I have the following code in which I wrote two functions. Both are meant to produce the same output. But the function g() which has loop produces a different output from what I had expected as shown below.
#include <stdio.h>
struct S { int i; };
void f(void)
{
struct S *p;
int i = 0;
p = &((struct S) {i});
printf("%p\n", p);
i++;
p = &((struct S) {i});
printf("%p\n", p);
}
void g(void)
{
struct S *p;
for (int i = 0; i < 2; i++)
{
p = &((struct S) {i});
printf("%p\n", p);
}
}
int main()
{
printf("Calling function f()\n");
f();
printf("\nCalling function g()\n");
g();
}
Output:
Calling function f()
0023ff20
0023ff24
Calling function g()
0023ff24
0023ff24
How come the address of p is same in case of g() when it was called?

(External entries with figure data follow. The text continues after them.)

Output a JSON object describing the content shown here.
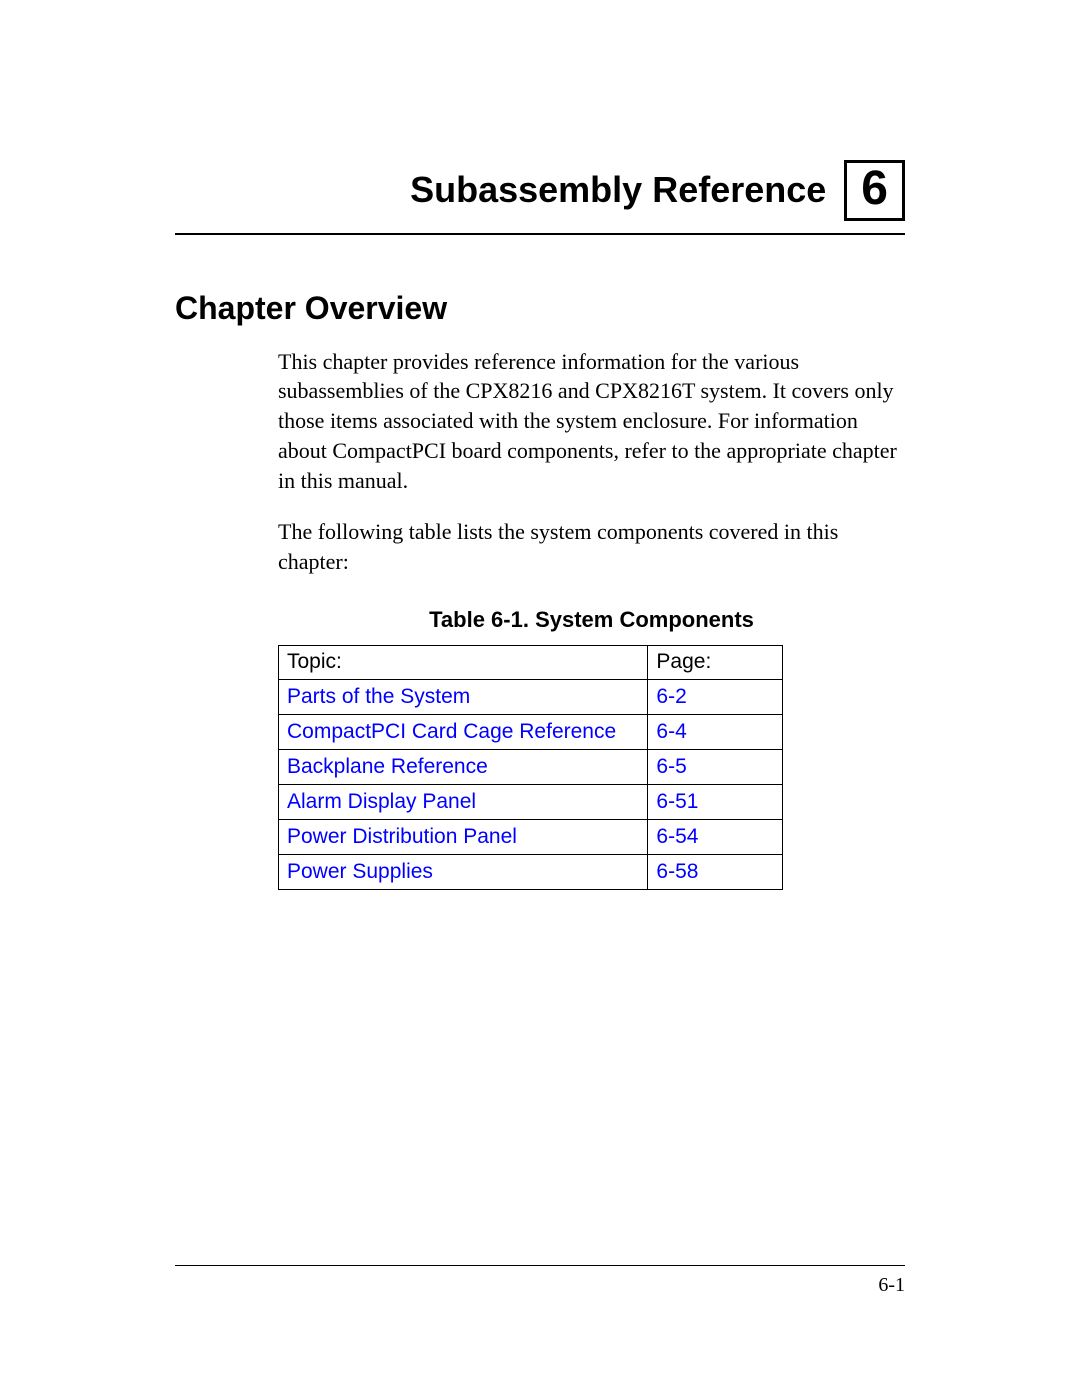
{
  "chapter": {
    "title": "Subassembly Reference",
    "number": "6"
  },
  "section": {
    "heading": "Chapter Overview",
    "paragraph1": "This chapter provides reference information for the various subassemblies of the CPX8216 and CPX8216T system. It covers only those items associated with the system enclosure. For information about CompactPCI board components, refer to the appropriate chapter in this manual.",
    "paragraph2": "The following table lists the system components covered in this chapter:"
  },
  "table": {
    "caption": "Table 6-1. System Components",
    "columns": {
      "topic": "Topic:",
      "page": "Page:"
    },
    "rows": [
      {
        "topic": "Parts of the System",
        "page": "6-2"
      },
      {
        "topic": "CompactPCI Card Cage Reference",
        "page": "6-4"
      },
      {
        "topic": "Backplane Reference",
        "page": "6-5"
      },
      {
        "topic": "Alarm Display Panel",
        "page": "6-51"
      },
      {
        "topic": "Power Distribution Panel",
        "page": "6-54"
      },
      {
        "topic": "Power Supplies",
        "page": "6-58"
      }
    ],
    "link_color": "#0000ff"
  },
  "footer": {
    "page_number": "6-1"
  }
}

Well, I don't know exactly what are you trying to accomplish, but what happens here is:
(struct S){i} notation in C99 will create new data structure on stackSo in f() function you actually make TWO distinct structures in the scope of the whole function (even if you assign their addresses to the same pointer) - hence two different addresses.
void f(void)
{
struct S *p;
int i = 0;
p = &((struct S) {i}); // <- first data structure, let's call it A
printf("%p\n", p); // <- address of the structure A printed
i++;
p = &((struct S) {i}); // <- second data structure, let's call it B
printf("%p\n", p); // <- address of the structure B printed
} // <- both A and B destroyed
But in g() function the p is created and destroyed in the inner block of the for block, and so it happens that p is allocated over and over again in the same position on stack, giving always the same address.
void g(void)
{
struct S *p;
for (int i = 0; i < 2; i++)
{
p = &((struct S) {i}); // <- data structure A created
printf("%p\n", p); // <- data structure A's address printed
} // <- data structure A destroyed
}